According to Brand Marketing Blog, niche brands are better than broad brands.
A niche brand is one that is very meaningful to some people, but not applicable to most people. Niche brands seek to create deep relationships with a subset of potential customers, and ignore the rest.
Broad brands have high brand recognition but aren’t particularly well-liked, as we see in mass retailers, insurance companies, banks, etc.
What does this have to do with you? Food for thought, maybe.
Chances are, your organization isn’t a huge, nationally or internationally well-known one. So why make communications decisions as if you are?
People are attracted to niche brands for a number of reasons – they serve an unusual purpose. Or they foster a sense of community. They make customers feel special and proud to buy from them. Their customers are loyal, sometimes even fanatical.
And smart brands nurture that feeling. They may not have zillions of customers, but the ones they have are valued. That’s the key to their growth. That’s what fuels their success.
So why would you treat every donor the same? Why wouldn’t you spend the time and attention to make each part of your community feel as important as they are?
Think about the nonprofit communications you receive. How many identical mail packs do you receive from different organizations? That makes you feel real warm and fuzzy, doesn’t it?
You can make your supporters feel like they matter. And it’s not that hard. But you have to want to do it.
Start with good data
Keep it clean, folks. I know, I know, it’s work. But your list is critical to building those lasting relationships you’re after. Read this piece by Roger Craver and Nick Ellinger about keeping it updated. Then make sure you do it.
Be careful with data entry, too. If you hand it off to the least-experienced person on your team, make sure you check the work. Be picky.
Why does it matter? Mail that goes nowhere hurts your bottom line. Getting names wrong hurts your supporters’ sense of belonging.
Make a good first impression
If you’re trying to acquire new donors, do it thoughtfully. It may feel wise to spend the least amount of money to contact the most potential donors. But do you want one-time donors or people who will stay with you?
First impressions stick. It’s harder to change a bad first impression than it is to maintain a good one.
Know your donors
Dig into the data you have. Use surveys. And offer quick and easy feedback options all the time. Then listen and respond!
Animal organization? Find out if your donors are dog or cat people. Not sure about salutations? Ask! Then use that information.
Create personas for your donors. Take what you know and create personas for your donors. Better yet, segment and create several personas. Even if you only get to know a percentage of your donors, you can use those you do know to create better personas.
Also – create opportunities to meet your donors. Make it clear in every thank you letter that you welcome their call. (And mean it!) Create free, inexpensive opportunities for your donors to meet each other. Build a community!

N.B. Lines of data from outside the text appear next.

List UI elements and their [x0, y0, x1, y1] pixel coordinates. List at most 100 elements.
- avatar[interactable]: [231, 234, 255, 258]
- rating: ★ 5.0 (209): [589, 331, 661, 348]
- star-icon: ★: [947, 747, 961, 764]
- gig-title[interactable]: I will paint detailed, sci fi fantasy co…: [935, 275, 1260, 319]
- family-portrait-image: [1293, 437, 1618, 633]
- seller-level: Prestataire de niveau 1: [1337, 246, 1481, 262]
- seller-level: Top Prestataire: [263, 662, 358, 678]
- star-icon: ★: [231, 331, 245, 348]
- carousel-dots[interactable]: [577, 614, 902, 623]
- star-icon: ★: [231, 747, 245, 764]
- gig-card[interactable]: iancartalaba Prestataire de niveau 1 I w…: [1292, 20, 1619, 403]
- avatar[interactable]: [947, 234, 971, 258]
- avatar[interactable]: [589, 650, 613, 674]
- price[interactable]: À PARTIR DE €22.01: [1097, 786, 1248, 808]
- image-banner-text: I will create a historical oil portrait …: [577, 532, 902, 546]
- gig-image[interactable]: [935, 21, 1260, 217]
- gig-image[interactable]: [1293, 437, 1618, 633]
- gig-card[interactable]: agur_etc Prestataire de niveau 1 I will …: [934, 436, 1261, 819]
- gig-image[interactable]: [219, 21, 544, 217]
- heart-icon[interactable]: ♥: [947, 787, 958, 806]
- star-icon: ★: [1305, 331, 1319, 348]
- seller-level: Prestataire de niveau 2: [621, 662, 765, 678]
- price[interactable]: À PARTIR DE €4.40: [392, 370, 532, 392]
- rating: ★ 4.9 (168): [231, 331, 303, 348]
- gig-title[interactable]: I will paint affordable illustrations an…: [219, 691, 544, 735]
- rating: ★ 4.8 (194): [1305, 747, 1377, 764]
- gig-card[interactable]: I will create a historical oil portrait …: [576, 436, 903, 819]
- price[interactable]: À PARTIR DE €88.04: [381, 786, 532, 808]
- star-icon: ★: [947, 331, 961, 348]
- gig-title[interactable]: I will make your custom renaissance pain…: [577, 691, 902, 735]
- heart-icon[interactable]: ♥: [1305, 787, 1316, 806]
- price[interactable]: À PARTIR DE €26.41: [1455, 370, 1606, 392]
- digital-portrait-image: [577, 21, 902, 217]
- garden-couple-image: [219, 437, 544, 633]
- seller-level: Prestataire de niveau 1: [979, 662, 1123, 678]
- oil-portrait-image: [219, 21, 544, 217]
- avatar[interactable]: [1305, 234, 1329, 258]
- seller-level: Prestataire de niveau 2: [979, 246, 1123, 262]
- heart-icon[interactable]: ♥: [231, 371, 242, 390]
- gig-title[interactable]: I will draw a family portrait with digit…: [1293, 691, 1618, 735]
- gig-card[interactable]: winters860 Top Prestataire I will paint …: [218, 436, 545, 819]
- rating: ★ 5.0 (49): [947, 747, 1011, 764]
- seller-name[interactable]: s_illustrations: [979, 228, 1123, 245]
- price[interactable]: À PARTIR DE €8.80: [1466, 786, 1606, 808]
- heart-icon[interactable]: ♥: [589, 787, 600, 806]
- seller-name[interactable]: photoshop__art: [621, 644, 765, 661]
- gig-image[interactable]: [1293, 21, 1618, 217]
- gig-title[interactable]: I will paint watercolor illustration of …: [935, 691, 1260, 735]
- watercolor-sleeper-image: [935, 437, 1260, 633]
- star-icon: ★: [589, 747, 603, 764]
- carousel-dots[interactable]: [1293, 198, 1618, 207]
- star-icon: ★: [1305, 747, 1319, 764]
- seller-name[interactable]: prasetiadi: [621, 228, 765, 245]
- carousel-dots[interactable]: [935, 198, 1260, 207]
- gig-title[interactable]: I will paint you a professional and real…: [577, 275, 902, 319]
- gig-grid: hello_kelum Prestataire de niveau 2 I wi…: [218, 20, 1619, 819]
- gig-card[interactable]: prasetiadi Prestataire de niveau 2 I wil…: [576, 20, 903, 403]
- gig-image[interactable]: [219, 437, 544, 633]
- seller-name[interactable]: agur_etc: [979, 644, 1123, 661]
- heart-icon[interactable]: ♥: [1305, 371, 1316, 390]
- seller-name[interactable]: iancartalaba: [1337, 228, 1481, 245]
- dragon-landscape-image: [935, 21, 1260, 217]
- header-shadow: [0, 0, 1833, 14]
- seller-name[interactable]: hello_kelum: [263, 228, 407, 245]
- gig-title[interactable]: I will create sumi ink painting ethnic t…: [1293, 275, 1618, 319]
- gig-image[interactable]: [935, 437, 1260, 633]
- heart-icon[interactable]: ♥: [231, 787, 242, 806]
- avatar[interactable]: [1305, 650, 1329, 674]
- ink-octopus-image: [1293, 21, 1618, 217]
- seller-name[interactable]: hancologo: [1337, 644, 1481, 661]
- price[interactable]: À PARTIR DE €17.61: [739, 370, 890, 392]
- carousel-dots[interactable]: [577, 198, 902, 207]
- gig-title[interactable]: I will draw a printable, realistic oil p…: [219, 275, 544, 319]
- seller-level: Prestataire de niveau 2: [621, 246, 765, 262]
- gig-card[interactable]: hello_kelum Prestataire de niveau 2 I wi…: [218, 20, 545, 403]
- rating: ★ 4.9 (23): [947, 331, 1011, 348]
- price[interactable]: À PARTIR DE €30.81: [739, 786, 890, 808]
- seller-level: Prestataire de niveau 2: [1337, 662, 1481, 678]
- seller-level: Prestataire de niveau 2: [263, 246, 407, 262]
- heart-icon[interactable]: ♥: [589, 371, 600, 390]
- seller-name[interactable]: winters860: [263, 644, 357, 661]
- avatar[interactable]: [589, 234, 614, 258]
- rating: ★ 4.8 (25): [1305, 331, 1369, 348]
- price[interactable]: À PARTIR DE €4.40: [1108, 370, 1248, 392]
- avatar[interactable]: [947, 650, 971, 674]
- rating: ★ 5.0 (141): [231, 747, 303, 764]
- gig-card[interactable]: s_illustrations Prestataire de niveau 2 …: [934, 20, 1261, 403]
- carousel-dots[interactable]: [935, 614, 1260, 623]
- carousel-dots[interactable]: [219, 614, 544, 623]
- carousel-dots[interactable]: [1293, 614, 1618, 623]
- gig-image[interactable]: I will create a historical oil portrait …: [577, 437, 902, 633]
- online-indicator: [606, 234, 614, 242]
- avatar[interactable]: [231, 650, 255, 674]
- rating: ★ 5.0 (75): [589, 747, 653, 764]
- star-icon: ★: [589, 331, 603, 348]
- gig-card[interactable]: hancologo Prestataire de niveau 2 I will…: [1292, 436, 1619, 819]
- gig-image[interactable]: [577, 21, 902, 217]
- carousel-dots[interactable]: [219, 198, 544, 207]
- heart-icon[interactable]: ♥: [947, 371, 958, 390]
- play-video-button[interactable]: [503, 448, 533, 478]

Use simple tools you already have to make the most of your communications
I hope you have a good donor management system, because that’s a key investment if you want to raise money. Don’t cheap out here!
If you’re feeling pressed for time and plan to send a generic message, stop a moment. You can personalize those communications and still print them all at once.
Creating a mailing? Variable merges in Excel can do wonders. I know most of the explanations can be hard to get through – but it’s really not as hard as it looks. Write different copy for different segments of your list. Then you can use an IF-THEN statement to make sure each donor gets just the right message.
You can even use Excel to insert images! I collected board signatures and then placed them on personalized letters this way. (These instructions might not work with later versions of Word. You can try this, instead.)
Does it take a little more work? Sure. But it’s so worth the trouble.
Understand what your brand really is
Here’s a hint: it’s not about your logo, fonts or colors. It’s about how people feel about you. And how they feel about you has a lot to do with how you feel about them. Or, rather, how you show them you feel about them.
So build your brand around your mission and around your donors. Be known for treating people well. Raise expectations. Then meet them. Then raise them again.
People are very loyal when you show them you care. And to some extent, inertia helps, too. But first, you need to worm your way into their hearts by letting them know you think they matter.
Successful brands focus obsessively on great customer service. You should, too. One bad impression can wipe out so much good will! Don’t let it happen. And if it does, make it right.
There can be a whole lot good about small and mighty
But even if yours is not a small organization, work to let your donors feel like you are. Not in the reach of your mission or in what you accomplish. But by how personally you treat them. How you make them feel.
The first post I published here was about a large organization’s response to a memorial gift I made. I received a rote thank, including a card for me to send to the friend whose mom had died. Then… to make things worse, there was no way to even contact the development staff. Needless to say, I now deposit their appeals right in the recycling bin.
Don’t let that happen to you. Make treating donors well an organizational value. A rule, not an exception. Spend time thinking of new ways to be sure people know they matter to you.
If you stop treating a dear friend well, the friendship may not last. Treat new donors well, and reward loyal donors with warm, personal treatment.